La situación del país tras tres años de gobierno de Petro se hace cada vez más caótica. Prueba de ello fue lo ocurrido el domingo 20 de julio en la instalación de la última legislatura del Congreso en lo que tiene que ver con este cuatrienio digno de olvidar, pero no de ignorar.
La forma en que el presidente se dirigió al Congreso, sus posturas, sus manías, su forma tergiversada de ver la realidad, sus amañadas cifras, su concepción sobre el irrespeto a la oposición y su ya afamada intransigencia con las opiniones ajenas, demostraron que estos últimos años no solo han significado una pérdida de oportunidad para el desarrollo, sino también, la involución de muchas de las cosas ganadas y adquiridas fruto del trabajo serio -o, al menos, mucho más serio- de gobiernos anteriores.
Como bien se lo hicieron saber los que discursaron a nombre de la oposición, no hay ninguna realización importante que advierta que algo se ha ganado en estos años. Por el contrario, mucho sí se ha perdido ante tanta improvisación, falta de rigor, discurso vacío de contenido y proyectos irrealizables. Un país violento, intolerante, grosero, preso del fanatismo y delirante es lo que Petro está dejando como herencia.
Colombia atraviesa momentos de dificultad, triste legado para quien era considerado por muchos como un redentor. Los equivocados que decidieron confiar en Petro para tan altos menesteres, por fortuna, son hoy conscientes de que esto del Pacto no tuvo nada de histórico, pero sí de catastrófico.
Muchos lo han advertido: la oposición también se encuentra en crisis. La existencia de decenas de candidatos que creen tener los pergaminos para ser presidentes -pues al compararse con Petro todos pasan por estadistas-, la falta de cohesión y la ausencia de liderazgo bueno y firme, resultan ser lo más sorprendente y demuestra que aún no hay un líder con posibilidades reales de ganar que nos guíe hacia la salida del atolladero.
La oposición se ha dedicado a caer en la tentación de parecerse a quienes hoy gobiernan. Acude al insulto, a los gritos, a las mentiras, a las cifras amañadas, a la insensatez y al radicalismo como estrategia política, descendiendo hasta lo más bajo, casi que “al nivel Petro”. Y ello es un error, pues ahí el petrismo es imbatible, invencible. Uno no puede jugar con las mismas bajezas que su contradictor, pues, por lo general, es nadar en arenas movedizas mientras el otro nada como pez en el agua.
No es bueno, para nada, que la oposición acuda a los gritos, a las groserías y a los insultos para descalificar a Petro, pues al final, es lo que Petro quiere que pase para victimizarse.

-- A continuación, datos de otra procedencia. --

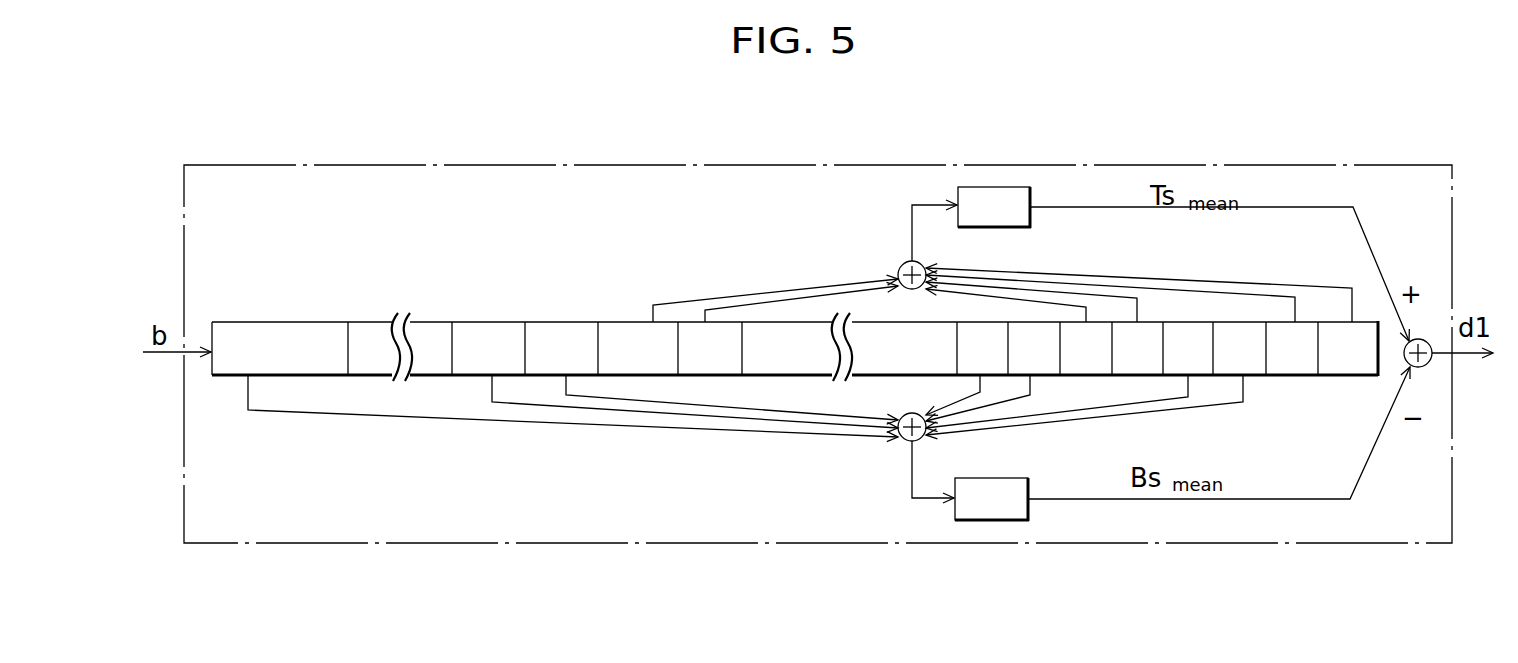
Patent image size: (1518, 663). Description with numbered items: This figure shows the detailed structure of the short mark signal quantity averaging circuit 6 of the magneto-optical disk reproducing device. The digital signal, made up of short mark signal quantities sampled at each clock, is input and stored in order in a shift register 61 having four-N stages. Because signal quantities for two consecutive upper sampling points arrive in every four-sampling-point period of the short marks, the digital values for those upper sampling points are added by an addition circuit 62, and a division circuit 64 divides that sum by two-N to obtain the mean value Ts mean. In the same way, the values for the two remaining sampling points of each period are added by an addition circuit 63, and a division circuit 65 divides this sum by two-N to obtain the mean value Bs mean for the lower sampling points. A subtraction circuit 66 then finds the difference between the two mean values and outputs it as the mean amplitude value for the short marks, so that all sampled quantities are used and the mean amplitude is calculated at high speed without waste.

The short mark signal quantity averaging circuit 6 is at (818, 310).
The shift register 61 is at (274, 322).
The addition circuit 62 is at (901, 264).
The addition circuit 63 is at (905, 441).
The division circuit 64 is at (1031, 191).
The division circuit 65 is at (1030, 490).
The subtraction circuit 66 is at (1406, 369).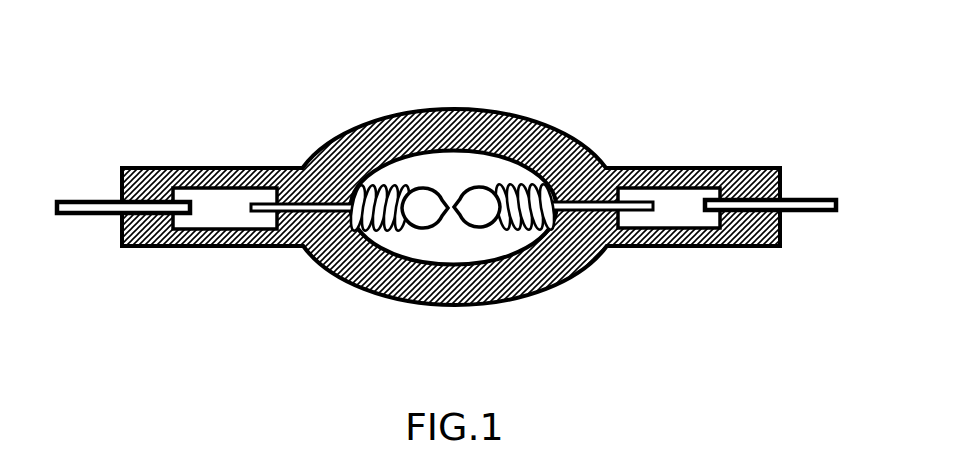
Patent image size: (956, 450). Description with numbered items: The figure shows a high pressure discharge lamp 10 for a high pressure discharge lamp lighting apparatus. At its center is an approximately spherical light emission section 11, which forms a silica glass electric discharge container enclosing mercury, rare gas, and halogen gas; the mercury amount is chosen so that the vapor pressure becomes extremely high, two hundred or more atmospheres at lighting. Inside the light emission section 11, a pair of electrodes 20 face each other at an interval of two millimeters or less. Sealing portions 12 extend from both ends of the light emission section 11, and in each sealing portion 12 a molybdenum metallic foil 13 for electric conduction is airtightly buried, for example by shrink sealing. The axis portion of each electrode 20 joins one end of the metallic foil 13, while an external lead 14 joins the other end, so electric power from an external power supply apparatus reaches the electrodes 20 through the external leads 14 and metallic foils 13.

The high pressure discharge lamp 10 is at (548, 120).
The light emission section 11 is at (460, 312).
The sealing portion 12 is at (215, 257).
The metallic foil 13 is at (209, 196).
The external lead 14 is at (86, 199).
The electrode 20 is at (387, 172).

Es ayudarle al payaso a montar la carpa del circo. La oposición debe recurrir a ideas que emocionen, que restablezcan la confianza, que generen admiración y que den esperanza.
Si alguno de quienes hoy están en la oposición representando a millones de inconformes quiere ganar las elecciones, tiene que hacer un esfuerzo destacado por construir un discurso propositivo que permita entender que por ahí es la cosa, y no que se trata de lo mismo desde otra orilla.
Gritarle a Petro una que otra cosa es una tentación con la que todos nos hemos embriagado y distraído. Pero eso es lo fácil, lo difícil es hacerlo con inteligencia y con ideas, pues al final se trata de lograr transmitir optimismo mezclado con realismo: no existe un mecanismo más honorable para derrotar a un contradictor.
Desagradable, y sobre todo desilusionante, ver cómo un presidente sale corriendo del Congreso con la mano alzada y el puño en señal de guerra, al paso que es también triste que, en el recinto sagrado de la democracia, solo gritos se escuchen en contra de quien gobierna. La izquierda radical lleva años gritando como insensatos energúmenos, lo que parece haber contagiado a la oposición.
No señores, así no es. Menos gritos y más ideas, de lo contrario, terminaremos pareciéndonos a lo que tanto criticamos y detestamos.